Il commence par justifier l’intervention de l’Inquisition dans un domaine qui ne relève apparemment pas de ses attributions. Il s’agit, certes, d’un livre qui concerne les disciplines humaines et les arts mécaniques, comme il se plaît à le souligner, mais en réalité de nombreuses erreurs contre la foi et la religion se cachent dans cet ouvrage. Ce livre contient des affirmations qui méritent une censure théologique. Sarti est le premier qualificateur à remarquer la convergence de plusieurs auteurs animés des mêmes sentiments contre la religion et la doctrine de l’Église. Il ne mentionne que D’Alembert, Voltaire, Rousseau de Genève et l’abbé de Prades. Diderot qui avait été pourtant repéré par les consulteurs de l’Index et qui a écrit de nombreux articles censurés (Aius Locutius, Animal, Casuiste, Célibat, Éclectisme) est passé complètement sous silence. En dehors de D’Alembert, la liste a d’ailleurs très peu de rapport avec la réalité des auteurs des propositions censurées, puisqu’aucune n’a été écrite par Rousseau et qu’une seule, concernant la grâce, est de la plume de Voltaire. Quant à l’abbé de Prades, ce n’est pas parce qu’il est l’auteur de l’article Certitude que son nom est évoqué, mais parce que sa thèse de théologie a été censurée par la faculté de théologie de Paris en 1751, et, élément supplémentaire accablant, parce qu’il s’est réfugié chez le roi de Prusse.

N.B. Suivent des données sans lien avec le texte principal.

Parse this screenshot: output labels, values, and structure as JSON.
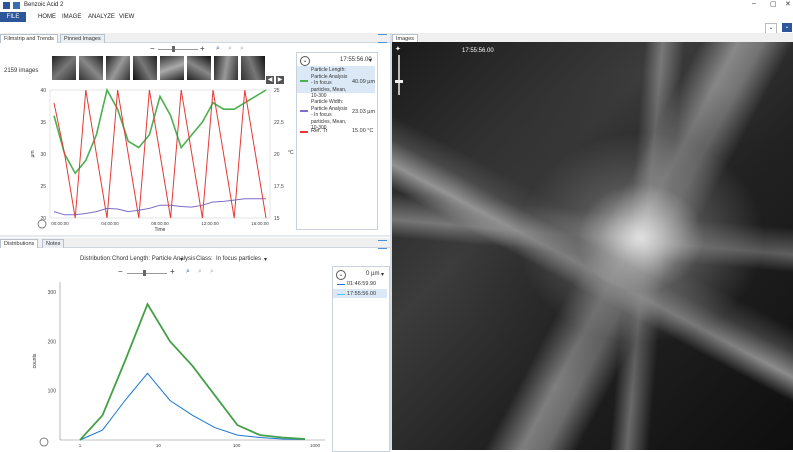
{
  "window": {
    "title": "Benzoic Acid 2",
    "controls": [
      "–",
      "▢",
      "✕"
    ]
  },
  "ribbon": {
    "tabs": [
      "FILE",
      "HOME",
      "IMAGE",
      "ANALYZE",
      "VIEW"
    ]
  },
  "left_top": {
    "tabs": [
      "Filmstrip and Trends",
      "Pinned Images"
    ],
    "filmstrip": {
      "count_label": "2159 images",
      "zoom_minus": "−",
      "zoom_plus": "+"
    },
    "legend": {
      "time": "17:55:56.00",
      "items": [
        {
          "name": "Particle Length: Particle Analysis - In focus particles, Mean, 10-300",
          "value": "40.09 µm",
          "color": "#4caf50"
        },
        {
          "name": "Particle Width: Particle Analysis - In focus particles, Mean, 10-300",
          "value": "23.03 µm",
          "color": "#7e6cc9"
        },
        {
          "name": "Ref. Tr",
          "value": "15.00 °C",
          "color": "#e53935"
        }
      ]
    }
  },
  "left_bottom": {
    "tabs": [
      "Distributions",
      "Notes"
    ],
    "distribution_label": "Distribution:",
    "distribution_value": "Chord Length: Particle Analysis",
    "class_label": "Class:",
    "class_value": "In focus particles",
    "zoom_minus": "−",
    "zoom_plus": "+",
    "legend": {
      "value": "0 µm",
      "items": [
        {
          "name": "01:46:59.90",
          "color": "#1976d2"
        },
        {
          "name": "17:55:56.00",
          "color": "#4fc3f7"
        }
      ]
    }
  },
  "right": {
    "tab": "Images",
    "timestamp": "17:55:56.00"
  },
  "chart_data": [
    {
      "type": "line",
      "xlabel": "Time",
      "ylabel": "µm",
      "x_ticks": [
        "00:00:00",
        "04:00:00",
        "08:00:00",
        "12:00:00",
        "16:00:00"
      ],
      "y_ticks_left": [
        "20",
        "25",
        "30",
        "35",
        "40"
      ],
      "y_ticks_right": [
        "15",
        "17.5",
        "20",
        "22.5",
        "25"
      ],
      "y_right_label": "°C",
      "series": [
        {
          "name": "Particle Length: Particle Analysis - In focus particles, Mean, 10-300",
          "values": [
            36,
            30,
            27,
            29,
            33,
            40,
            37,
            32,
            31,
            33,
            39,
            36,
            31,
            33,
            35,
            38,
            37,
            37,
            38,
            39,
            40
          ]
        },
        {
          "name": "Particle Width: Particle Analysis - In focus particles, Mean, 10-300",
          "values": [
            21,
            20.5,
            20.5,
            20.7,
            21,
            21.5,
            21.4,
            21,
            21.2,
            21.5,
            22,
            22,
            21.8,
            21.7,
            22,
            22.5,
            22.6,
            22.8,
            23,
            23,
            23
          ]
        },
        {
          "name": "Ref. Tr",
          "values": [
            24,
            20,
            15,
            25,
            20,
            15,
            25,
            20,
            15,
            25,
            20,
            15,
            25,
            20,
            15,
            25,
            20,
            15,
            25,
            20,
            15
          ]
        }
      ]
    },
    {
      "type": "line",
      "xlabel": "",
      "ylabel": "counts",
      "x_ticks": [
        "1",
        "10",
        "100",
        "1000"
      ],
      "y_ticks": [
        "100",
        "200",
        "300"
      ],
      "series": [
        {
          "name": "01:46:59.90",
          "values": [
            0,
            20,
            80,
            135,
            80,
            50,
            25,
            10,
            5,
            2,
            1
          ]
        },
        {
          "name": "17:55:56.00",
          "values": [
            0,
            50,
            160,
            275,
            200,
            150,
            90,
            30,
            10,
            5,
            2
          ]
        }
      ]
    }
  ]
}
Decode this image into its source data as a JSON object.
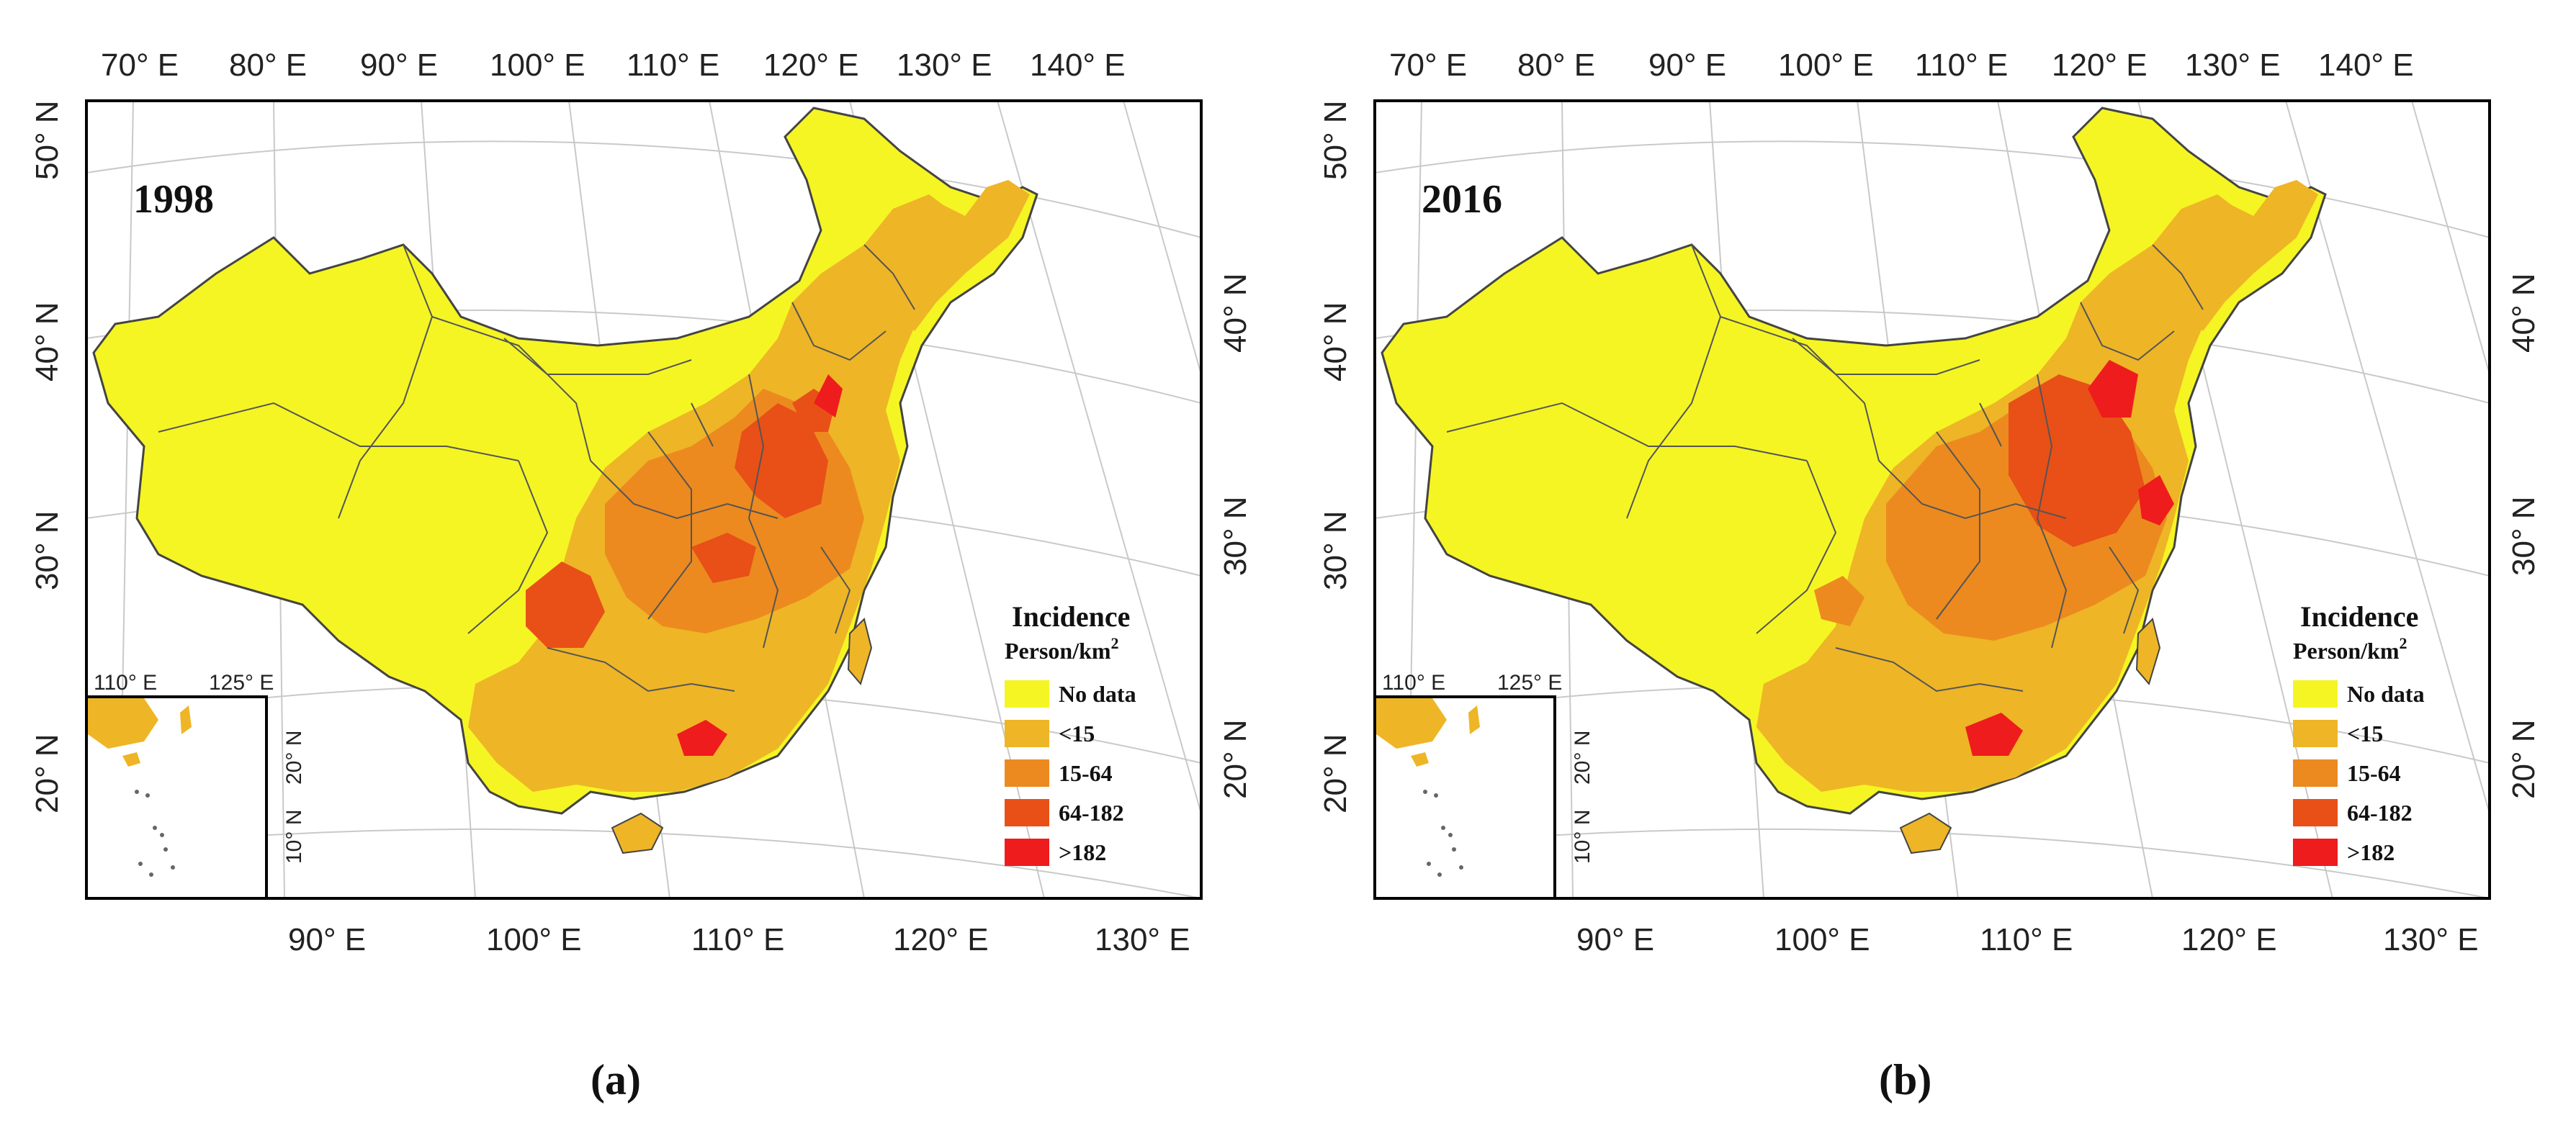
{
  "figure": {
    "top_lon_ticks": [
      "70° E",
      "80° E",
      "90° E",
      "100° E",
      "110° E",
      "120° E",
      "130° E",
      "140° E"
    ],
    "bottom_lon_ticks": [
      "90° E",
      "100° E",
      "110° E",
      "120° E",
      "130° E"
    ],
    "left_lat_ticks": [
      "50° N",
      "40° N",
      "30° N",
      "20° N"
    ],
    "right_lat_ticks": [
      "40° N",
      "30° N",
      "20° N"
    ],
    "inset_lon_ticks": [
      "110° E",
      "125° E"
    ],
    "inset_lat_ticks": [
      "20° N",
      "10° N"
    ],
    "legend": {
      "title": "Incidence",
      "unit": "Person/km",
      "unit_superscript": "2",
      "classes": [
        {
          "label": "No data",
          "color": "#f5f524"
        },
        {
          "label": "<15",
          "color": "#eeb526"
        },
        {
          "label": "15-64",
          "color": "#ec8a1f"
        },
        {
          "label": "64-182",
          "color": "#e85017"
        },
        {
          "label": ">182",
          "color": "#ee1c1c"
        }
      ]
    }
  },
  "panels": [
    {
      "year": "1998",
      "caption": "(a)"
    },
    {
      "year": "2016",
      "caption": "(b)"
    }
  ]
}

Presque tous les articles repérés par les consulteurs de l’Index sont conservés par le qualificateur du Saint-Office. Mais les propositions retenues sont considérablement élargies, de sorte que c’est chaque fois l’ensemble de l’article qui est dénoncé en réalité. Sarti rajoute une vingtaine d’articles de son propre chef. Ses choix semblent clairement orientés par les Préjugés légitimes contre l’Encyclopédie du janséniste Abraham Joseph Chaumeix, qui considère le traité d’Helvétius, De l’Esprit, mis à l’Index par un bref du pape le 31 janvier 1759, à la suite du mandement de l’archevêque de Paris du 22 novembre 1758, comme « l’abrégé » de l’Encyclopédie.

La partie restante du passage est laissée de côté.